El golpecito a las espaldas

Las reglas de juego no son las mismas para las empresas que son gestionadas con criterios éticos. Estas sufren los agravios competitivos instil·lats por los negocios indolentes, de aquellos que no tienen un mínimo comportamiento. El balance no puede ser más desconcertando. Cuanto más se acoplan los valores de la responsabilidad en aquellas empresas más comprometidas con el entorno y las personas, por el contrario, crecen las malacures en aquellas industrias en que se delgada la consecución de unos objetivos, sean qué sean las maneras de lograrlos.

La Administración pública tendría que ejercer como ecualizador. Abstenerse de hacerlo es el mismo que admitir, como buenas prácticas, el desinterés social y la gasiveria por parte de los ejecutivos más llibertins. Hay que estimular el miramiento por los códigos éticos y la formulación de directrices especialmente primoteres con las personas. El sistema no puede dimitir de sus obligaciones y tiene que incentivar los modelos de excelencia.
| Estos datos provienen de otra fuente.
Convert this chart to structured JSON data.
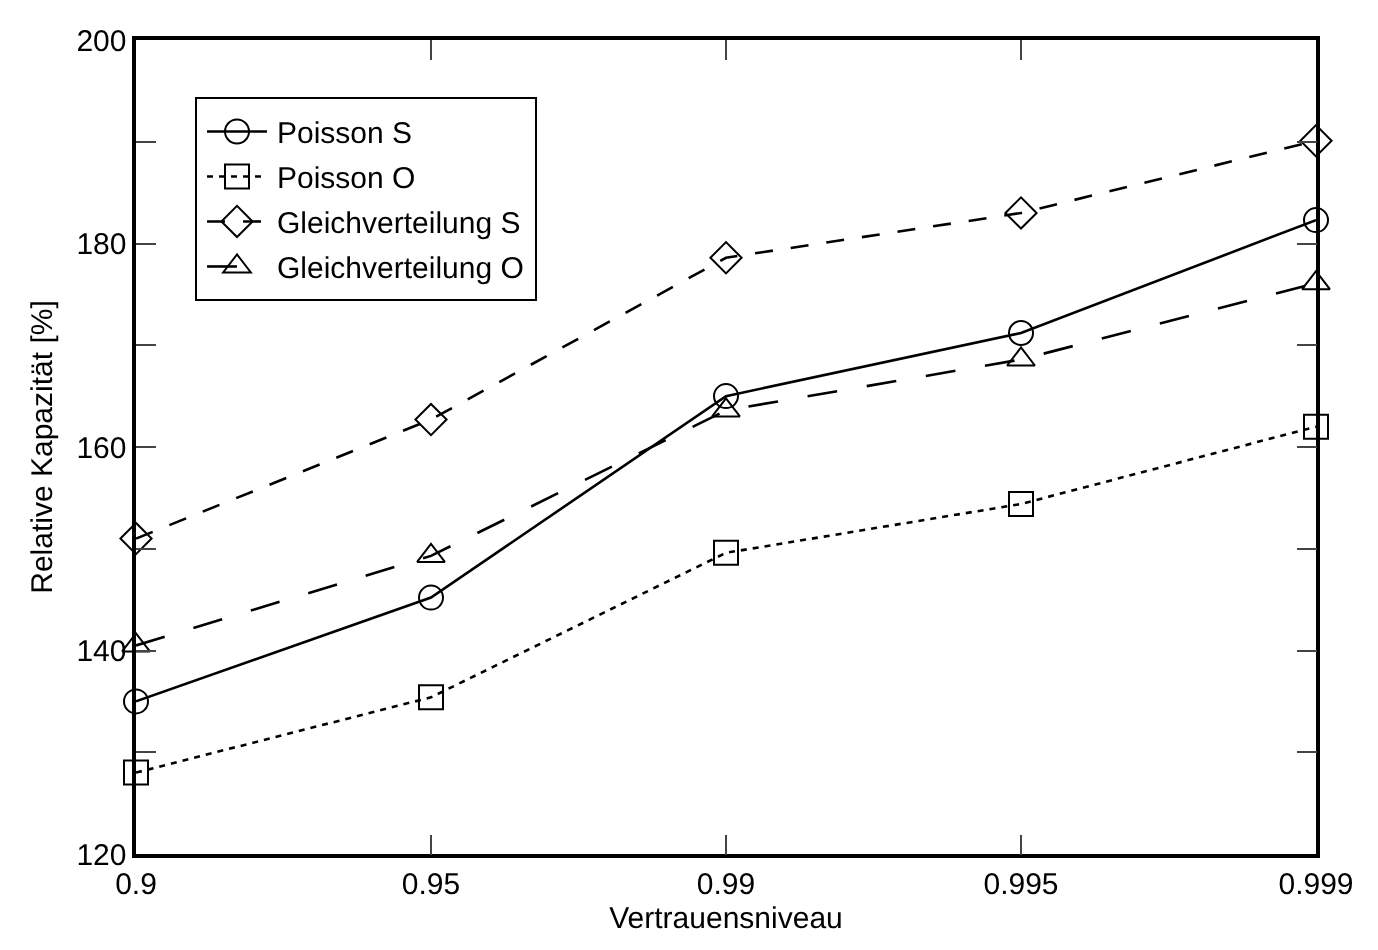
{
  "chart_data": {
    "type": "line",
    "xlabel": "Vertrauensniveau",
    "ylabel": "Relative Kapazität [%]",
    "categories": [
      "0.9",
      "0.95",
      "0.99",
      "0.995",
      "0.999"
    ],
    "ylim": [
      120,
      200
    ],
    "yticks": [
      120,
      {
        "value": 130,
        "label": null
      },
      140,
      {
        "value": 150,
        "label": null
      },
      160,
      {
        "value": 170,
        "label": null
      },
      180,
      {
        "value": 190,
        "label": null
      },
      200
    ],
    "grid": false,
    "legend": "top left",
    "series": [
      {
        "name": "Poisson S",
        "color": "#000000",
        "marker": "circle",
        "line_style": "solid",
        "values": [
          135,
          145.2,
          165,
          171.2,
          182.3
        ]
      },
      {
        "name": "Poisson O",
        "color": "#000000",
        "marker": "square",
        "line_style": "dotted",
        "values": [
          128,
          135.4,
          149.6,
          154.4,
          162
        ]
      },
      {
        "name": "Gleichverteilung S",
        "color": "#000000",
        "marker": "diamond",
        "line_style": "dashed",
        "values": [
          151,
          162.7,
          178.6,
          183,
          190.1
        ]
      },
      {
        "name": "Gleichverteilung O",
        "color": "#000000",
        "marker": "triangle",
        "line_style": "longdash",
        "values": [
          140.5,
          149.3,
          163.6,
          168.6,
          176.1
        ]
      }
    ]
  }
}
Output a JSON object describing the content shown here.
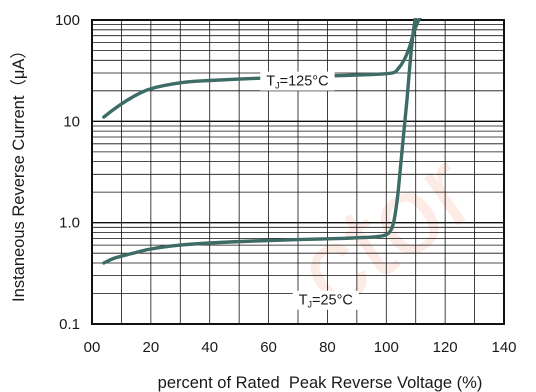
{
  "chart_data": {
    "type": "line",
    "xlabel": "percent of Rated  Peak Reverse Voltage (%)",
    "ylabel": "Instaneous Reverse Current（μA）",
    "x_ticks": [
      "00",
      "20",
      "40",
      "60",
      "80",
      "100",
      "120",
      "140"
    ],
    "x_tick_values": [
      0,
      20,
      40,
      60,
      80,
      100,
      120,
      140
    ],
    "y_ticks": [
      "0.1",
      "1.0",
      "10",
      "100"
    ],
    "y_tick_values": [
      0.1,
      1,
      10,
      100
    ],
    "xlim": [
      0,
      140
    ],
    "ylim": [
      0.1,
      100
    ],
    "y_scale": "log",
    "grid": true,
    "line_color": "#3d6b65",
    "series": [
      {
        "label_main": "T",
        "label_sub": "J",
        "label_rest": "=125°C",
        "x": [
          4,
          8,
          14,
          20,
          30,
          40,
          55,
          70,
          85,
          95,
          102,
          104,
          106,
          108,
          109,
          110,
          111,
          112
        ],
        "y": [
          11,
          13.5,
          17.5,
          21,
          24,
          25.3,
          26.5,
          27.5,
          28.3,
          29,
          30,
          33,
          40,
          55,
          70,
          85,
          100,
          110
        ]
      },
      {
        "label_main": "T",
        "label_sub": "J",
        "label_rest": "=25°C",
        "x": [
          4,
          8,
          14,
          20,
          30,
          40,
          55,
          70,
          85,
          95,
          100,
          102,
          103,
          104,
          105,
          106,
          107,
          108,
          109,
          110
        ],
        "y": [
          0.4,
          0.45,
          0.5,
          0.55,
          0.6,
          0.63,
          0.66,
          0.68,
          0.7,
          0.72,
          0.76,
          0.9,
          1.2,
          2.0,
          4.0,
          8.0,
          16,
          35,
          70,
          110
        ]
      }
    ]
  },
  "watermark": "ctor"
}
Y esto no se está donante.

En la farsa olímpica sólo meritan las posiciones de podio y nunca se tienen en cuenta los esfuerzos de todos y cada uno de los competidores, salvo que crucen la línea de meta arrastrándose y hagan suficiente lástima. El mismo pasa en el mundo de la empresa. Parece que sólo merecen el aplauso aquellos que exportan más y aquellos que han presentado mejores cuentas de resultados. Cómo si las buenas prácticas fueran intangibles que nunca vienen a cuento. Cómo si la estética de los balances y los vestidos caros fueran el único que seduce los decisors de la cosa pública.

A menudo nos embeben informaciones lamentables en que las divinidades políticas visitan esta y aquella otra fábrica, todo deslumbrados por la presunción y el glamour de sus directivos. Escenificado el recorrido por las instalaciones, en las inevitables declaraciones a la prensa se enumeran los méritos de la marca y el consejero de turno se vanta de tener aquella empresa en los límites de su demarcación. Demasiadas veces, tanto se vale los códigos éticos y las maneras de hacer.

La cultura de empresa no está de moda. Las empresas discretas, las que se esfuerzan sin recompensa, las que llegan arrastrándose a la meta, no reciben aquel bálsamo de la visita egrègia y la irrupción de coches oficiales. Las élites políticas se deleitan al festejar los líderes de la competitividad empresarial sin darse cuenta que el auténtico liderazgo es el de aquellos que hacen las cosas a conciencia, sin esperar el golpecito a las espaldas.